1)
if(!(x& (x - 1)) && x)
{
printf("GIVEN NUMBER IS POWER OF 2");
}
EXPLANATION:
Let n be the position of the leftmost 1 bit if x. If x is a power of two, its lone 1 bit is in position n. This means x – 1 has a 0 in position n. To see why, recall how binary subtraction works. When subtracting 1 from x, the borrow propagates all the way to position n; bit n becomes 0 and all lower bits become 1. Now, since x has no 1 bits in common with x – 1, x & (x – 1) is 0, and !(x & (x – 1)) is true.
2)
if(((~x+1)&x)==i)
{
printf("GIVEN NUMBER IS POWER OF 2");
}
EXPLANATION:
The two’s complement of x is computed with ~x + 1, which inverts the bits of x and adds 1 (~x + 1 is equivalent to -x, but negation is technically illegal for an unsigned integer
Let n be the position of the leftmost 1 bit if x. If x is a power of two, its lone 1 bit is in position n.
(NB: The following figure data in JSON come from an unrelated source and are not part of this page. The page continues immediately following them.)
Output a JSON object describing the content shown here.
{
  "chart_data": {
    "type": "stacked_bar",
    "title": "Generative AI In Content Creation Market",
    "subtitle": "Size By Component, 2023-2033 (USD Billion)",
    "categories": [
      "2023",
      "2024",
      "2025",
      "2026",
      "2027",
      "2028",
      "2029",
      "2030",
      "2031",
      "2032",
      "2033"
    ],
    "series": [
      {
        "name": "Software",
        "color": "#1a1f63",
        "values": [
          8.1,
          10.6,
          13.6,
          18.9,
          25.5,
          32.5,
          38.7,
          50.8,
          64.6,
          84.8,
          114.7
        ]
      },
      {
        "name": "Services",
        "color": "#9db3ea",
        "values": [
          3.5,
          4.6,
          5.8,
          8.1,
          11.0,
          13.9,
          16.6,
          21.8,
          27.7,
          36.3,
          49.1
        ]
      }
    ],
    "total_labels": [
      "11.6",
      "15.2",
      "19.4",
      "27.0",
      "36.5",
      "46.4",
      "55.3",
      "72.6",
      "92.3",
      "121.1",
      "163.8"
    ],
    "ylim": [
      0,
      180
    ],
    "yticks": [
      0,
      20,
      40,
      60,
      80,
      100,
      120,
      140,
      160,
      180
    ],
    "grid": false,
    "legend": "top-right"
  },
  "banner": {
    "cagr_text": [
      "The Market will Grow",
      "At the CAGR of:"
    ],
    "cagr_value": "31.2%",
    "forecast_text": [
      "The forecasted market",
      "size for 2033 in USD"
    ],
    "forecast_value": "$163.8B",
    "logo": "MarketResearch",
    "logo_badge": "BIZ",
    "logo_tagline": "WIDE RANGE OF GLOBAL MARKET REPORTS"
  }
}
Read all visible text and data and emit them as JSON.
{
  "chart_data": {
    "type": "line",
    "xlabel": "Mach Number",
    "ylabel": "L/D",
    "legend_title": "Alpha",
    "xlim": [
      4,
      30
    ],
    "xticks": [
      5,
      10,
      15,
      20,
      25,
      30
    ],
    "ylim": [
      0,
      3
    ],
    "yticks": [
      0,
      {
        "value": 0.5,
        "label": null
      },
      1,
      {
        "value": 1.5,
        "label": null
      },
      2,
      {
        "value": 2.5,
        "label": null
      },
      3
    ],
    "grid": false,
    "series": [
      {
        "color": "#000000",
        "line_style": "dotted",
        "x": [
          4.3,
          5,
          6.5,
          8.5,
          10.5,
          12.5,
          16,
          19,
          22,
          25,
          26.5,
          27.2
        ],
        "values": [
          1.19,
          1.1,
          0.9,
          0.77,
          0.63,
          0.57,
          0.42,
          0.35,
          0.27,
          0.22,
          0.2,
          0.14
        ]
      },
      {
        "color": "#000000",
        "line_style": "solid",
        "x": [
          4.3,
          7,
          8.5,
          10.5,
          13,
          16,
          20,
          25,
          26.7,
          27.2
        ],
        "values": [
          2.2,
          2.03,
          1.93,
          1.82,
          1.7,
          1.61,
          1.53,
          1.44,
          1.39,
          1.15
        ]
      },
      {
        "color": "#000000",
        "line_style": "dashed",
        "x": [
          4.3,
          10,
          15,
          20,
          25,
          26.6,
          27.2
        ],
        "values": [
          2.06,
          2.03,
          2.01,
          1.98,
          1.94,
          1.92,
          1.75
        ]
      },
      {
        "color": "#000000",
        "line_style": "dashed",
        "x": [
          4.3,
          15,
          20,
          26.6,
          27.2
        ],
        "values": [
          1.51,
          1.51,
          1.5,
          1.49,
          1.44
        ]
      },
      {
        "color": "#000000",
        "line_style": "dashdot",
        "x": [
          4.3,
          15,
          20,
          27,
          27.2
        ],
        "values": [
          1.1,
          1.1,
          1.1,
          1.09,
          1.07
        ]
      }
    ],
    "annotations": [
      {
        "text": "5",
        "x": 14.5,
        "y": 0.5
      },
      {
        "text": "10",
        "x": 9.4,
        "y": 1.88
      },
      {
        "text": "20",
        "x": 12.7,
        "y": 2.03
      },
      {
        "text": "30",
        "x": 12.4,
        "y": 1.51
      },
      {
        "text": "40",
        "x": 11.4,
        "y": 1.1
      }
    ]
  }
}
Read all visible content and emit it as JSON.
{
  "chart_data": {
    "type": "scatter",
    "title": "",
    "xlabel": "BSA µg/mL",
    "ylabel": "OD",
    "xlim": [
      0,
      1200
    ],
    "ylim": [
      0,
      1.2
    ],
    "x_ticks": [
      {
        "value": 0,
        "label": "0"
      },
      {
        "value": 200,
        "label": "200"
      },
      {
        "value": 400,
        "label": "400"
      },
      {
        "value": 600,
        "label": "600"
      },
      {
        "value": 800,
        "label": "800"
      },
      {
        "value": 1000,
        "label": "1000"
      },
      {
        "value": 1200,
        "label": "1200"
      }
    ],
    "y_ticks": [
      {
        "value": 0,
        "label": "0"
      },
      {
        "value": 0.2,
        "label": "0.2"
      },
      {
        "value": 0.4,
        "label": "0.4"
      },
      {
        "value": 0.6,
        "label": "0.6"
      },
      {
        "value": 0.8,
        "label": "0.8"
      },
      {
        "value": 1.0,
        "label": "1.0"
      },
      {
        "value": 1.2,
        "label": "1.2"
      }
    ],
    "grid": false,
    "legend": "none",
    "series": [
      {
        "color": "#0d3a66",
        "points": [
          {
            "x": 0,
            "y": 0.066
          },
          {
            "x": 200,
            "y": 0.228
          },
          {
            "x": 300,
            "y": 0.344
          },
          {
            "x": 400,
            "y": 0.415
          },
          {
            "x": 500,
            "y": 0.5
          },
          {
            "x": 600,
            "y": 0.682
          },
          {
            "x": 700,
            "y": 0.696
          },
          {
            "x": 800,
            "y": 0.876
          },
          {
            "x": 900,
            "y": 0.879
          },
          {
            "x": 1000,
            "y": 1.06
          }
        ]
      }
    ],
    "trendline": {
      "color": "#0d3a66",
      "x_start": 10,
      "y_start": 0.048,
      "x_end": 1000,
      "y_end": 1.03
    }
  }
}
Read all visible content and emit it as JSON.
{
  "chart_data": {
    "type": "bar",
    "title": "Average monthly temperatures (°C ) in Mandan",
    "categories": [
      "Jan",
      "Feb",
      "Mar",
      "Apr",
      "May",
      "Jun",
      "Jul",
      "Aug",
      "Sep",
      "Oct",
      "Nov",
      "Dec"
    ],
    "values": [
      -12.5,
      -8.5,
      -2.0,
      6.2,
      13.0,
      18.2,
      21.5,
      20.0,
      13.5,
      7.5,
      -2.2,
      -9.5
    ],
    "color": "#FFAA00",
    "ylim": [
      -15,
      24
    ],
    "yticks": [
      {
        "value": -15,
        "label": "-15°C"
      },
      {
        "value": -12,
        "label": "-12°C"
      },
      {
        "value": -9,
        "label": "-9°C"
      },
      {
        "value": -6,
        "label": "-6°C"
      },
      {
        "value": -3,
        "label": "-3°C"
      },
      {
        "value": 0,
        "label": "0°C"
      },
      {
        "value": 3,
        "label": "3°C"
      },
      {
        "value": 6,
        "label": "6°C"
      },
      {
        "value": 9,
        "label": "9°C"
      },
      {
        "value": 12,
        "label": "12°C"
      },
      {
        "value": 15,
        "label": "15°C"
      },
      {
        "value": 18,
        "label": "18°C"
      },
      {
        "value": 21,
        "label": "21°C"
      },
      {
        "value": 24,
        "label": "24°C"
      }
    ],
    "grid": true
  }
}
This means ~x has a 0 in position n and 1s everywhere else. When 1 is added to ~x, all positions below n become 0 and the 0 at position n becomes 1. In other words, the carry propagates all the way to position n. So what happens is this: negating x inverts all its bits, but adding 1 inverts them back, from position n on down. So, (x & (~x + 1)) == x is true.